Whatever you call them, ginnels are a ubiquitous part of Britain’s urban identity. On National Poetry Day in 2017, 13 poets celebrated different local words and Leeds -born poet Vidyan Ravinthiran chose the word “ginnel”.

“The Leeds side streets that you slip down”, sang Morrissey.

Trinco’s mafting.

“This is the corridor,” says my mother, unsure of the English word, “your uncle ran this way to escape the gunfire.”

As I walked around Levenshulme, I ducked into one ginnel to take a photograph. Broken glass crunched underfoot. Aside from the remnants of a sofa and a discarded mattress propped against the wall, this place was empty. The cobbles were under a thin layer of straggling weeds. This ginnel was quiet, and the shade seemed cooler here.

A neglected ginnel in Levenshulme

A fifteen-minute walk from May Grove Alley takes you to another ginnel that runs between Field Bank Grove and Bournville Grove. Here the plants grow taller and wilder, including several 10ft-high sunflowers. Like May Grove Alley, imagination is needed to address the lack of space. Rose bushes are planted in a stack of painted car tyres. A partially-buried wheelbarrow spills over with pansies. The bins are covered by a wooden frame that doubles as a flowerbed.

I catch up with Martina Street, who works in Children’s Services at Manchester City Council. It’s a Sunday and thanks to a tip-off, I’ve caught the two streets during their annual photograph. Since their ginnel garden started three years ago, the residents have a photograph together to see their gardening progress. 

Martina is the chief photographer today.

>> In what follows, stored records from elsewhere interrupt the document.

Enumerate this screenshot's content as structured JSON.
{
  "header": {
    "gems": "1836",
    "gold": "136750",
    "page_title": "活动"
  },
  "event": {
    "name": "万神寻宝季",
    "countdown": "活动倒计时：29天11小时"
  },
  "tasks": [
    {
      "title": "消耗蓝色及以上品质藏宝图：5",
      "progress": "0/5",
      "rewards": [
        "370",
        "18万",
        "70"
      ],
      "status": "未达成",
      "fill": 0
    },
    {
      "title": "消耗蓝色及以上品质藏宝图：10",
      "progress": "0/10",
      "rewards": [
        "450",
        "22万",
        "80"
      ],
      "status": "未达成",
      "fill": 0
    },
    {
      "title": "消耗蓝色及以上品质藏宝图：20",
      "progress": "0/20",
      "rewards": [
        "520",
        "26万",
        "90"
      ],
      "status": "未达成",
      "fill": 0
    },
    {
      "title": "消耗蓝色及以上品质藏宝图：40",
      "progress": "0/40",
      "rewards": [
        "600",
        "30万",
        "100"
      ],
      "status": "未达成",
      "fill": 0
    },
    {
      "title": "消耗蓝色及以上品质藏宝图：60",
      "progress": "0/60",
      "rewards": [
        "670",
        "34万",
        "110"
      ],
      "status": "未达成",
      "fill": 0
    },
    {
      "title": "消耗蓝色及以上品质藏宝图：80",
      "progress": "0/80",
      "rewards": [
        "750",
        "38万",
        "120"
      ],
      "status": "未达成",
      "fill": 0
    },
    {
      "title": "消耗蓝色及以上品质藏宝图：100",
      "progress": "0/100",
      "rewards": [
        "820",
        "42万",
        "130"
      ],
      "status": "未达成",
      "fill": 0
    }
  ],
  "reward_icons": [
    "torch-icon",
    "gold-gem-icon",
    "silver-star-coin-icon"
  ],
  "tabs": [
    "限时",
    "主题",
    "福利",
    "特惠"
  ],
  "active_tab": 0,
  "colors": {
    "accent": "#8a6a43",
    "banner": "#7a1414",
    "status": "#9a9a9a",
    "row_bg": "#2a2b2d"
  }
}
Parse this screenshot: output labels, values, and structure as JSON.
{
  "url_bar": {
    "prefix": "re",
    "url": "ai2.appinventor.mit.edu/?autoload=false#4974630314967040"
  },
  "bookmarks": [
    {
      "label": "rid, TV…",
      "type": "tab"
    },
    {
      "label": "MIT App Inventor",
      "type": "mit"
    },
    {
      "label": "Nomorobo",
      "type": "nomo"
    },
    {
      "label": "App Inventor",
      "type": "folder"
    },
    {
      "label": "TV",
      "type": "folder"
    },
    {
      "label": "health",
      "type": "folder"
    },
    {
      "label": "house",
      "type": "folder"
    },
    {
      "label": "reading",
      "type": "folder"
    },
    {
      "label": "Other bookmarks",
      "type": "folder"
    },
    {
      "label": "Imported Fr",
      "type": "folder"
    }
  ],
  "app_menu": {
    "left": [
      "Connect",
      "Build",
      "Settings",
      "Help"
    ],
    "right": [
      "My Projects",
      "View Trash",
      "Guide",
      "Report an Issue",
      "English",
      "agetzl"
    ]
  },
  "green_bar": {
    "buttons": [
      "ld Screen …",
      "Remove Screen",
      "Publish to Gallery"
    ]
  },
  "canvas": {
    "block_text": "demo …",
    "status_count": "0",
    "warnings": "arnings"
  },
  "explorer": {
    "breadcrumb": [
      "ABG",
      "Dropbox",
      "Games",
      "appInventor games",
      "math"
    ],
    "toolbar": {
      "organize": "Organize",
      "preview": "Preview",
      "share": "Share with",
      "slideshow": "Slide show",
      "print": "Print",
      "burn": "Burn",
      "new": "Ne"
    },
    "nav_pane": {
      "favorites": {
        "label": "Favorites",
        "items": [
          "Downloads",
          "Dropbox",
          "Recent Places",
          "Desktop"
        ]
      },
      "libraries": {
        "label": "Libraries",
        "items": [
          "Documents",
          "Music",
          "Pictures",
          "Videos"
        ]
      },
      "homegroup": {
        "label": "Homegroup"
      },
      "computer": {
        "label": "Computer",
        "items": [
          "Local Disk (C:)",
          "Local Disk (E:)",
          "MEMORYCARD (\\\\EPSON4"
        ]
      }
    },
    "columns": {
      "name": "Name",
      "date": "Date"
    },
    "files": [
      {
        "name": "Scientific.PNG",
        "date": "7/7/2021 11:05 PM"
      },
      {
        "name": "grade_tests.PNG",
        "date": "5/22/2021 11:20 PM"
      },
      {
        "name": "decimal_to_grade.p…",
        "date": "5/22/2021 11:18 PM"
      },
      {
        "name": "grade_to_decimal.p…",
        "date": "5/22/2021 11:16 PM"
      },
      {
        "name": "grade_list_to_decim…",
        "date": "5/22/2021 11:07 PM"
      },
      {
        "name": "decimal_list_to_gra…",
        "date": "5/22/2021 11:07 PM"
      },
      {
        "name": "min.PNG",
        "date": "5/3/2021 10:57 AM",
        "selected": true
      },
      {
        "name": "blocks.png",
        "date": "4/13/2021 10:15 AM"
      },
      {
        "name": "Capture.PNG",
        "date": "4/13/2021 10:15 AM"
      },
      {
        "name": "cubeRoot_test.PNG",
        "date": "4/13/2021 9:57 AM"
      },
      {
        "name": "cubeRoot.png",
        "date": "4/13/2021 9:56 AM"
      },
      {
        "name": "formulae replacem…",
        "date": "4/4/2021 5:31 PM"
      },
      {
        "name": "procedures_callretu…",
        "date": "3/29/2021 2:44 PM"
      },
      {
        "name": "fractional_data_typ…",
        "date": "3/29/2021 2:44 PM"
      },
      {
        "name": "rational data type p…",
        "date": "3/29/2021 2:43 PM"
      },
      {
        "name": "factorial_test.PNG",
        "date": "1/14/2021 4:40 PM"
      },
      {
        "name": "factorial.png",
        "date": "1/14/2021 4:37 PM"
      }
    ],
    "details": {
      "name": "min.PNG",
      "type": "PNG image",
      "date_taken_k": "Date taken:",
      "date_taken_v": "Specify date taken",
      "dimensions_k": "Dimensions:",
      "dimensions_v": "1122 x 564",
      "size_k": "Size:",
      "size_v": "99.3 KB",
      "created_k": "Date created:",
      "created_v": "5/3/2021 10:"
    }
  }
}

She also applied for the Neighbourhood Investment Fund on behalf of the ginnel. “I couldn’t have applied for it if I didn’t have the support of my neighbours.” She says. “There needs to be a critical mass”

Martina standing next to a planter filled with nasturtiums and montbretia

Dave, who helps with the maintenance around the ginnel. 

The creation of the Field Bank/Bournville Grove ginnel was in response to its condition, which like May Grove Alley, was full of litter. “This alleyway was a bit of a mess,” Martina tells me. “There was loads of litter and it was getting us down. A few people started talking to each other when they took the bins out.”

The photographs having been snapped, we watch everyone slowly disperse, each keeping a safe distance. Dave, who is in charge of the general maintenance around the ginnel, stops in front of his gate to look at the dahlias. In 2018 the ginnel got £300, which was the first of their grants.

“It was that really gorgeous summer.” Martina continues. “Everyone wanted to be out. We had a day when we planted all the flowers we got from Bud Garden Centre. Then it all started from there.”

As I was about to leave Field Bank Grove/Bournville Grove, Dave gently pushed three freshly-cut dahlias into my hands. “There you go.” He smiled. They were the ones we had just been admiring. Their large blooms were a glorious yellow - the colour of bright sunshine.